In the first year, there were 25 visits to the emergency department.

“You really have to watch what you pray for,” she said.

LeChuga said people would look at him and ask what was wrong.

“I didn’t see anything, to me he was perfect,” she said.

They found out he was not infected with HIV and by the second year the parents’ rights were terminated and the LeChugas decided to adopt.

“We were so happy, and then we got the phone call telling us an aunt in Oklahoma wanted to raise him,” she said.

For the next six months LeChuga said she learned how to let go.

“I held him a little closer and I held him a little longer,” she said.

They went to Waco to meet the family where the child’s uncle told the LeChugas that God had told him to leave the child with them.

“I know many foster families outcomes are not as happy as mine,” LeChuga said. “I know the pain and suffering. I know when you love, you love with everything you have. And when you have to let go, you know you are a part of that child’s life and did what you needed to for them to have the best life moving forward.”

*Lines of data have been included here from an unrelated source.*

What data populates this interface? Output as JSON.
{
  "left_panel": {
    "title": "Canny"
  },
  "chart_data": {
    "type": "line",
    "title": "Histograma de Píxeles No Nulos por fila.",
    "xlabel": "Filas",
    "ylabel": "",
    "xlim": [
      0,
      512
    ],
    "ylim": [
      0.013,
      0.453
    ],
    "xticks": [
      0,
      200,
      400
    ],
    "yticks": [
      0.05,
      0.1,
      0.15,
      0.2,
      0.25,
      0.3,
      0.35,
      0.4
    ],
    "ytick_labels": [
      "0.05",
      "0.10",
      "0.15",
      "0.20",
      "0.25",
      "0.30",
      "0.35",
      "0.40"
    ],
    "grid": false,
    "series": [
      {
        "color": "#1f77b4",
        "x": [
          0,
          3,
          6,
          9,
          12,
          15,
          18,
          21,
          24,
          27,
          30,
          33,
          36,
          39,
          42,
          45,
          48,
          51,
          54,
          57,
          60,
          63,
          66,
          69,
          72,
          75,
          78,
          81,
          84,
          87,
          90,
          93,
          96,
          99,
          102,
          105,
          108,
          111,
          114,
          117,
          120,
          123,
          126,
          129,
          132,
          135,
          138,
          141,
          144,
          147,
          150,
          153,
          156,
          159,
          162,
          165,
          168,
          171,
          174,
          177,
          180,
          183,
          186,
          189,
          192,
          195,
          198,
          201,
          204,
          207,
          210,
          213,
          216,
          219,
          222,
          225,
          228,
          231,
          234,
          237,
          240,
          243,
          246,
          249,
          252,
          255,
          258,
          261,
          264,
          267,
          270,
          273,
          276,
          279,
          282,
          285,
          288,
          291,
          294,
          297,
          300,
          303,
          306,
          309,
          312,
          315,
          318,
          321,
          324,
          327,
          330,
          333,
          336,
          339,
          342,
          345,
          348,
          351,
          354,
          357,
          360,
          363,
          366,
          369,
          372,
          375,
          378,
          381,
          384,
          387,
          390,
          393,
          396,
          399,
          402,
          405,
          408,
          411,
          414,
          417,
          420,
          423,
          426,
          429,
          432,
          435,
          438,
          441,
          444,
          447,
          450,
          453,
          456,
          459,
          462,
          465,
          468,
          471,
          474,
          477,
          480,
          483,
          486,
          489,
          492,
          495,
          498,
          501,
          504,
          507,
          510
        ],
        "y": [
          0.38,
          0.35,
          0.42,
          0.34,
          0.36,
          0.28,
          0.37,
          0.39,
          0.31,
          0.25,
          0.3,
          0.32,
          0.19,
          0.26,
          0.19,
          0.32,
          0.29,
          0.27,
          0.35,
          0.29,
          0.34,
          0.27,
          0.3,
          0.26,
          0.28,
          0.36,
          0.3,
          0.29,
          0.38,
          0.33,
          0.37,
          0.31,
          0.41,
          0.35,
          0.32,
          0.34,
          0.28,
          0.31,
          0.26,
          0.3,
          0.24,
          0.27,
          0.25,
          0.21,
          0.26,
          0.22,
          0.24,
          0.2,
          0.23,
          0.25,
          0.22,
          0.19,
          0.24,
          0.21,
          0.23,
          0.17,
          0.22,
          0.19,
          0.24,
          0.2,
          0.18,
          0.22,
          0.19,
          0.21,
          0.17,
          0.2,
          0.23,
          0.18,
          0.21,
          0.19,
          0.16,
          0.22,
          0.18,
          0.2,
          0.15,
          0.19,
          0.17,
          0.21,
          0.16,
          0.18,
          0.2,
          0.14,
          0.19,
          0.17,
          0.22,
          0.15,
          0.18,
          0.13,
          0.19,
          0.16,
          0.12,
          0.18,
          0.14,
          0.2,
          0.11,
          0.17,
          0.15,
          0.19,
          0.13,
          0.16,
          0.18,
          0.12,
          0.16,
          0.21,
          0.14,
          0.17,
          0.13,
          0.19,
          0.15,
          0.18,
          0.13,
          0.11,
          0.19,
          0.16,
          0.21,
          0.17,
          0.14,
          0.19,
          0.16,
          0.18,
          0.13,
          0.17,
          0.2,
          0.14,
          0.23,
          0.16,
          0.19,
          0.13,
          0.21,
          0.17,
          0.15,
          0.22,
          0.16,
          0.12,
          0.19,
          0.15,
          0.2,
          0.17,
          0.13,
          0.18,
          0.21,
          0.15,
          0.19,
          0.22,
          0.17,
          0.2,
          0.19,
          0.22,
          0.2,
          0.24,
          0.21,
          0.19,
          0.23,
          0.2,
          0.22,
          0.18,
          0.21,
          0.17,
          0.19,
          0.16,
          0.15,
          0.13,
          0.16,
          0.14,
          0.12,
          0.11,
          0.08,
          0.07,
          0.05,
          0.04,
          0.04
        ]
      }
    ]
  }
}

LeChuga’s son is now six years old and was just diagnosed with autism, which is just another adventure.

“He’s healthy and happy and we have a good relationship with his family,” she said.

Other topics and speakers Friday were: “Medication Management for the Foster Parent,” Chanin Wright, director of department of pharmacy, Baylor Scott & White McLane Children’s Medical Center; “The Basics and Access to Physical and Occupational Therapy,” Kelli Howell, clinical manager rehab, Baylor Scott & White McLane Children’s Medical Center; “Common Mental Health Issues Seen With Kids in Foster Care,” Dr. Kyle Morrow, child and adolescent psychiatry; “Domestic Minor Sex Trafficking: A Community Response,” Dawn Owens, assistant director Bell County Juvenile Services; “Their Socks Don’t Match,’ Lamar Collins, assistant principal Temple High School; “The Strong Impact of Taking Time to Invest in a Foster Child and the Effects That it Can Bring,” Nancy LeChuga, prevention specialist, Aware Central Texas.